En Outaouais, comme ailleurs au Québec, l'offensive antisociale s'étend partout. Les Québécois qui tentent de vivre et de construire leur communauté dans les milieux ruraux au Québec sont laissés à eux-mêmes un peu plus chaque jour. Le danger est réel. Combien de villages sont réduits à survivre dans un état semi-comateux à la suite de manque de ressource?

Nous avons vu lors des grandes périodes de sécheresse dans le Pontiac, comme celle d'il y a de deux ans, de quelle manière les agriculteurs furent laissés pour compte.

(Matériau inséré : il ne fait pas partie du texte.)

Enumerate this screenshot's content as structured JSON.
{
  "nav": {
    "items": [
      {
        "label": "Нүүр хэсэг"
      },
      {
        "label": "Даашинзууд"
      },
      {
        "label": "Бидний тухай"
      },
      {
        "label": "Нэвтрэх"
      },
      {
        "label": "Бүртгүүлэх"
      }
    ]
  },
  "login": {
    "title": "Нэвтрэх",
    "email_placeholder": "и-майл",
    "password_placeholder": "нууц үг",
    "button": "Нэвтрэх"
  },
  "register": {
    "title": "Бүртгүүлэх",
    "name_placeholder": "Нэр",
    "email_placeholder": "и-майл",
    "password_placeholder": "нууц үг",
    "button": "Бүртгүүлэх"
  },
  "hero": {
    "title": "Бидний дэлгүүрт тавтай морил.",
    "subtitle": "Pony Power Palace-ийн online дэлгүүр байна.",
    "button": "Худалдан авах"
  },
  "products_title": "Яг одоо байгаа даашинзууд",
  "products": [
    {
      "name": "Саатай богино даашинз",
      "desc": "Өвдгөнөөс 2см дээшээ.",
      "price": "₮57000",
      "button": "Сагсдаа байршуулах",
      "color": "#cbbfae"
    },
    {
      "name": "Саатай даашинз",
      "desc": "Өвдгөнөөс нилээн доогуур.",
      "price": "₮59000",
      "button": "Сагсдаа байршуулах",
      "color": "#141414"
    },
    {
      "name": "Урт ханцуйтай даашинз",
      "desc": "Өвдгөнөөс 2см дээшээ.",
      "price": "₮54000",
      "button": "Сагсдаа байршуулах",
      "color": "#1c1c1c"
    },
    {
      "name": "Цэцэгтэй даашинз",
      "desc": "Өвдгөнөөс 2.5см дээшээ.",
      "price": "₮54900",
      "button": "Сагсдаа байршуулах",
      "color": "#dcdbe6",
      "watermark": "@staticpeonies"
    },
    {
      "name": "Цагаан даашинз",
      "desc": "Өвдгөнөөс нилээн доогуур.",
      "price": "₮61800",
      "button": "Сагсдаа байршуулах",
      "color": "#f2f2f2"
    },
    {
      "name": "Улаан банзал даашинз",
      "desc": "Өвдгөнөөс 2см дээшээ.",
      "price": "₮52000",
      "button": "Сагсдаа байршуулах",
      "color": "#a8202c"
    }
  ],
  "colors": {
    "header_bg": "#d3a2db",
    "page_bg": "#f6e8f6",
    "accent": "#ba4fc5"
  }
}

Ils ont dû acheter des balles de foin au gros prix pour assurer la survie de leur troupeau et ce dans le meilleur des cas. Au pire, ils ont perdu la plus grande partie de leurs bêtes ou vendu leur ferme. Ils en paient encore le prix aujourd'hui. Dans la Petite Nation, ce sont les «claims» miniers en zone agricole qui ont défrayé les manchettes. Les habitants de Ripon ont dû acheter les droits de certains «claims» pour assurer l'intégrité de leur terre, terre qui leur appartenait déjà. À Notre-Dame-de-la-Salette, c'est le service de garde de l'École de la Montagne qui a failli fermer, privant les familles d'un besoin essentiel pour garantir leur travail. Les citoyens se sont organisés en coopérative pour supporter le service et empêcher sa fermeture.

Que nous indique cet état des choses ? Nous devons redéfinir le rôle de la campagne en 2014. Assurer que le garde-manger du Québec reste plein. Nous devons également redéfinir les besoins des citoyens au Québec autant dans les milieux urbains que ruraux pour ensuite y répondre. Nous ne pouvons que compter sur nos propres forces, car l'appui ne viendra pas des monopoles, ni des partis des riches. Cela est clair. Tant que les besoins humains ne seront pas au centre de l'économie, la pression se fera de plus en plus grande sur tout le secteur agricole, minier et forestier.

Heureusement, les habitants des villages s'organisent avec beaucoup de créativité pour contrer cette destruction de leur qualité de vie. C'est grâce cette combativité que la situation est encore tenable. Imaginons si le Québec mettait le plein poids de sa force derrière le projet d'édification nationale comment les choses pourraient s'améliorer.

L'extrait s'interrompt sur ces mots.